ANCHORAGE (KTUU) - UPDATE:
An amended version of assembly member Croft’s resolution has passed by a vote of 10-1. Assembly member Amy Demboski was the only ‘no’ vote.
“I fundamentally think SB91 is flawed. If you look at the goal of SB-91, the goal of SB-91 was to reduce the prison population not to reduce crime,” Demboski said. “Clearly it does that and I think by giving our stamp of approval to the legislature on SB-54, I think it’ll give them an excuse not to go further.”
Assembly member Forest Dunbar (East Anchorage) was among those to voice support for the amended resolution.
“This is not a small or cosmetic change there are some substantive changes in SB54 and furthermore with the changes that Mr. Croft recommends they become even more substantive and then now we’ve got an even stronger resolution with Mr. Dyson’s language,” Dunbar said. “I think this is a strong resolution, a strong message to the legislature.”
On Tuesday night, the Anchorage Assembly will vote on two proposed resolutions urging state lawmakers to reform Alaska’s criminal justice system.
The resolutions are merely a set of recommendations from the assembly, aimed at influencing legislators’ decisions, when they return to Juneau for a fourth special lawmaking session on Oct. 23.
Both resolutions take aim at Senate Bill 91, a controversial crime reform bill that was signed into law last year. Since then, many Alaskans have blamed SB91 for emboldening criminals by reducing the severity of certain offenses and imposing weak sentences.
Debate over a new crime reform bill, Senate Bill 54, will resume when lawmakers return to the state capital later this month.
The first of the two resolutions up for consideration Tuesday night was submitted by assembly member Eric Croft (West Anchorage). It calls on lawmakers to immediately approve increased funding for drug and alcohol treatment, as well as prosecutors, probation, police and corrections officers.
Croft’s resolution also lends support to SB-54, but recommends a few changes, such as restoring probation limits for some misdemeanor offenses. Under SB-91, probation time for many misdemeanors was limited to a year or less.
“This severely limits the ability of prosecutors to enforce probation conditions, undermines treatment as a condition of probation, and allows repeat offenders to avoid punishment,” the resolution reads.

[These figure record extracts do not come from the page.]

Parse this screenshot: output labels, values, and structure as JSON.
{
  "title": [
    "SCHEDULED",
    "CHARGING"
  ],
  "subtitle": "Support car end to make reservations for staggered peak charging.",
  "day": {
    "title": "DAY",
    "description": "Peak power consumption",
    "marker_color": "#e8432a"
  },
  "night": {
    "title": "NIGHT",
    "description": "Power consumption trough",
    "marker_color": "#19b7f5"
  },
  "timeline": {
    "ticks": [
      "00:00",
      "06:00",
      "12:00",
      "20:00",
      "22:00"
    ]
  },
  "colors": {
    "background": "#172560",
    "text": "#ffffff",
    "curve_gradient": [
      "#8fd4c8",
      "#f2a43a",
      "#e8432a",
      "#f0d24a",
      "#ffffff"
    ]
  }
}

The second resolution, submitted by assembly member Amy Demboski (Chugiak/Eagle River), urges lawmakers to repeal SB-91 in its entirety. It also calls for increasing the minimum sentences for sex offenses, mandatory drug rehabilitation for inmates, a broader definition of arson to include vehicles burned on private property and expanding victims’ rights.
“The negative and detrimental effects of SB-91, combined with the lack of probation and treatment programs, have contributed to serious public safety problems in Anchorage and the rest of the state,” Demboski’s resolution reads.
Unlike Croft, Demboski’s resolution claims that SB-54 does not do enough to address the many issues associated with its predecessor.
“The Alaska Legislature has proposed SB-54 to address these concerns, but the bill proposed piecemeal fixes to a few problems created, or exacerbated, by SB-91 and will not fundamentally fix SB-91,” the resolution says.
According to assembly chair Dick Traini, the two resolutions are not mutually exclusive, and it is possible for the assembly to pass both of them.
“I can see both of them passing,” Traini told Channel 2 by phone Tuesday afternoon.